The Project Runway Finale!

The eyes of America and much of the world will be turned tonight to the dramatic finale of Project Runway, on Bravo. This brass-knuckles clothing-design competition is the latest evidence that activities once derided as mundane can be transformed into pulse-pounding entertainment.

Ever since quilting was added (controversially) as an official Winter Olympic sport, savvy TV producers have rushed to find the next improbably thrilling arena for triumph and heartbreak. No one could have imagined that this fall the most popular program on cable TV would be "Iron Sommelier." No one foresaw that the Summer X-Games would score such high ratings by scheduling the Parallel Parking event in prime time.

As a culture we recognize more than ever that everyone is, in his or her own way, an athlete, and every chore, hobby and proclivity a sport. Notice how James Webb, in his Senate campaign, has spent so much time emphasizing the medals he won as a pastry chef.

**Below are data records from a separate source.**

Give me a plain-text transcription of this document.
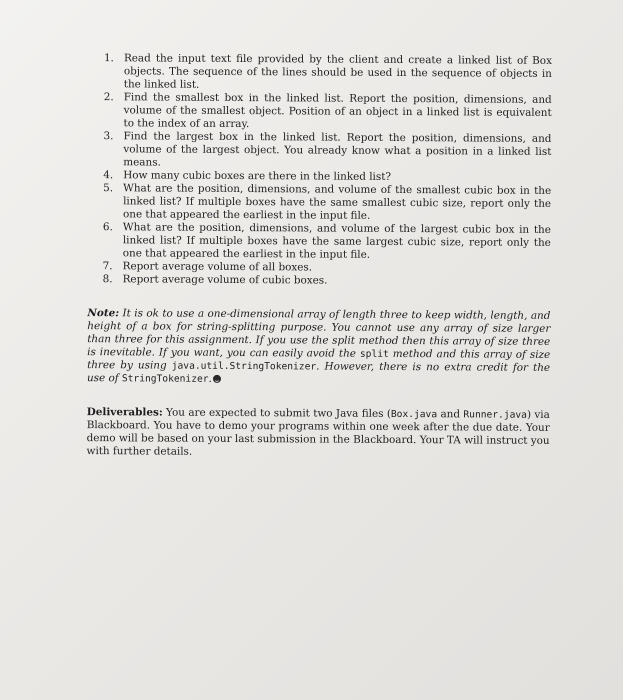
1. Read the input text file provided by the client and create a linked list of Box objects. The sequence of the lines should be used in the sequence of objects in the linked list.
2. Find the smallest box in the linked list. Report the position, dimensions, and volume of the smallest object. Position of an object in a linked list is equivalent to the index of an array.
3. Find the largest box in the linked list. Report the position, dimensions, and volume of the largest object. You already know what a position in a linked list means.
4. How many cubic boxes are there in the linked list?
5. What are the position, dimensions, and volume of the smallest cubic box in the linked list? If multiple boxes have the same smallest cubic size, report only the one that appeared the earliest in the input file.
6. What are the position, dimensions, and volume of the largest cubic box in the linked list? If multiple boxes have the same largest cubic size, report only the one that appeared the earliest in the input file.
7. Report average volume of all boxes.
8. Report average volume of cubic boxes.

Note: It is ok to use a one-dimensional array of length three to keep width, length, and height of a box for string-splitting purpose. You cannot use any array of size larger than three for this assignment. If you use the split method then this array of size three is inevitable. If you want, you can easily avoid the split method and this array of size three by using java.util.StringTokenizer. However, there is no extra credit for the use of StringTokenizer.

Deliverables: You are expected to submit two Java files (Box.java and Runner.java) via Blackboard. You have to demo your programs within one week after the due date. Your demo will be based on your last submission in the Blackboard. Your TA will instruct you with further details.
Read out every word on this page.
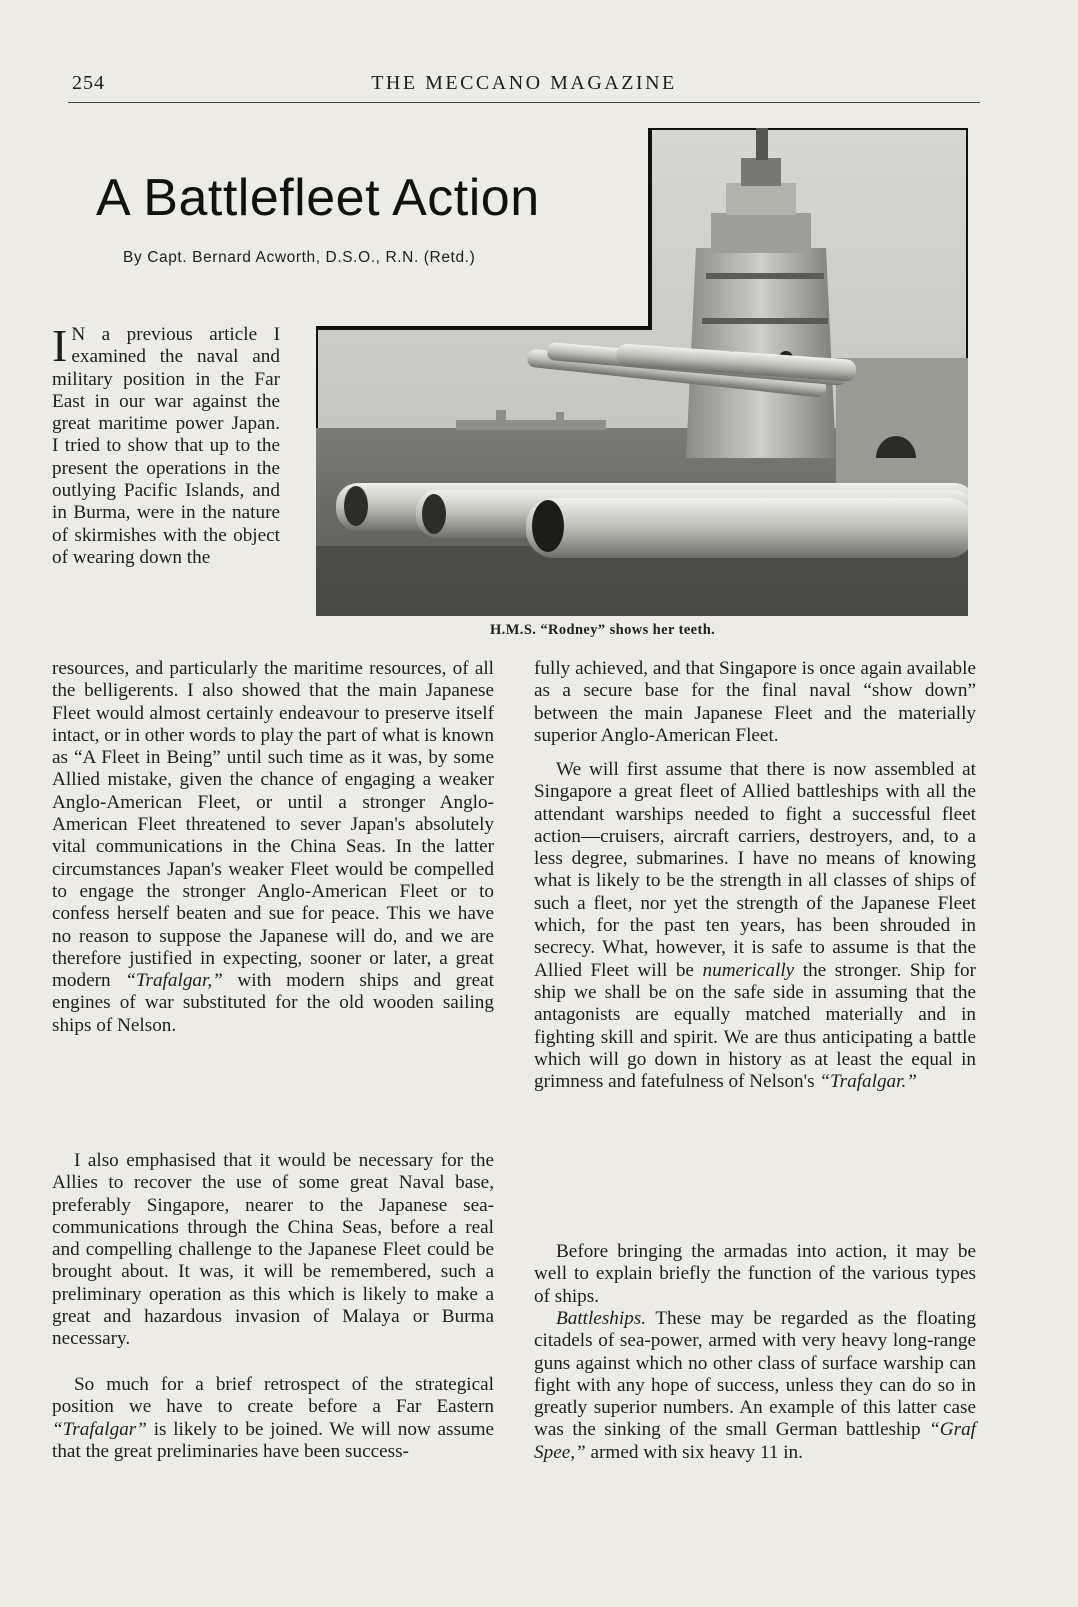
254	THE MECCANO MAGAZINE
A Battlefleet Action
By Capt. Bernard Acworth, D.S.O., R.N. (Retd.)
H.M.S. “Rodney” shows her teeth.

I N a previous article I examined the naval and military position in the Far East in our war against the great maritime power Japan. I tried to show that up to the present the operations in the outlying Pacific Islands, and in Burma, were in the nature of skirmishes with the object of wearing down the

resources, and particularly the maritime resources, of all the belligerents. I also showed that the main Japanese Fleet would almost certainly endeavour to preserve itself intact, or in other words to play the part of what is known as “A Fleet in Being” until such time as it was, by some Allied mistake, given the chance of engaging a weaker Anglo-American Fleet, or until a stronger Anglo-American Fleet threatened to sever Japan's absolutely vital communications in the China Seas. In the latter circumstances Japan's weaker Fleet would be compelled to engage the stronger Anglo-American Fleet or to confess herself beaten and sue for peace. This we have no reason to suppose the Japanese will do, and we are therefore justified in expecting, sooner or later, a great modern “Trafalgar,” with modern ships and great engines of war substituted for the old wooden sailing ships of Nelson.

I also emphasised that it would be necessary for the Allies to recover the use of some great Naval base, preferably Singapore, nearer to the Japanese sea-communications through the China Seas, before a real and compelling challenge to the Japanese Fleet could be brought about. It was, it will be remembered, such a preliminary operation as this which is likely to make a great and hazardous invasion of Malaya or Burma necessary.

So much for a brief retrospect of the strategical position we have to create before a Far Eastern “Trafalgar” is likely to be joined. We will now assume that the great preliminaries have been success-

fully achieved, and that Singapore is once again available as a secure base for the final naval “show down” between the main Japanese Fleet and the materially superior Anglo-American Fleet.

We will first assume that there is now assembled at Singapore a great fleet of Allied battleships with all the attendant warships needed to fight a successful fleet action—cruisers, aircraft carriers, destroyers, and, to a less degree, submarines. I have no means of knowing what is likely to be the strength in all classes of ships of such a fleet, nor yet the strength of the Japanese Fleet which, for the past ten years, has been shrouded in secrecy. What, however, it is safe to assume is that the Allied Fleet will be numerically the stronger. Ship for ship we shall be on the safe side in assuming that the antagonists are equally matched materially and in fighting skill and spirit. We are thus anticipating a battle which will go down in history as at least the equal in grimness and fatefulness of Nelson's “Trafalgar.”

Before bringing the armadas into action, it may be well to explain briefly the function of the various types of ships.

Battleships. These may be regarded as the floating citadels of sea-power, armed with very heavy long-range guns against which no other class of surface warship can fight with any hope of success, unless they can do so in greatly superior numbers. An example of this latter case was the sinking of the small German battleship “Graf Spee,” armed with six heavy 11 in.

Project Runway is just the most popular of the many shows built around the theme of Extreme Sewing. The contestants are given an assignment with narrow parameters, such as a fixed amount of fabric, and have just a few hours to produce an outfit that a model can wear on the runway. The results are variously amazing and appalling. It's a good demonstration of the fact that the words "fashion" and "fiasco" come from the same root. The host, a dead ringer for Heidi Klum, ejects the least promising designer every week. Now there are only a few left and they're all talented, though each capable of producing, under pressure, an outfit that looks like roadkill.

My kids are rapt viewers of Project Runway and have announced that they are rooting for Michael. I asked them why.

"He's sooooo nice," they said.

I'm like: Nice???? What is this, a sewing circle? Oh, right, it is, sort of.

But still, since when is nice a virtue in a sport? Do you think anyone says, "I love that Troy Polamalu because he's so nice"? No, they say, "I love that Troy Polamalu because he is a superb athlete and has such spectacular hair."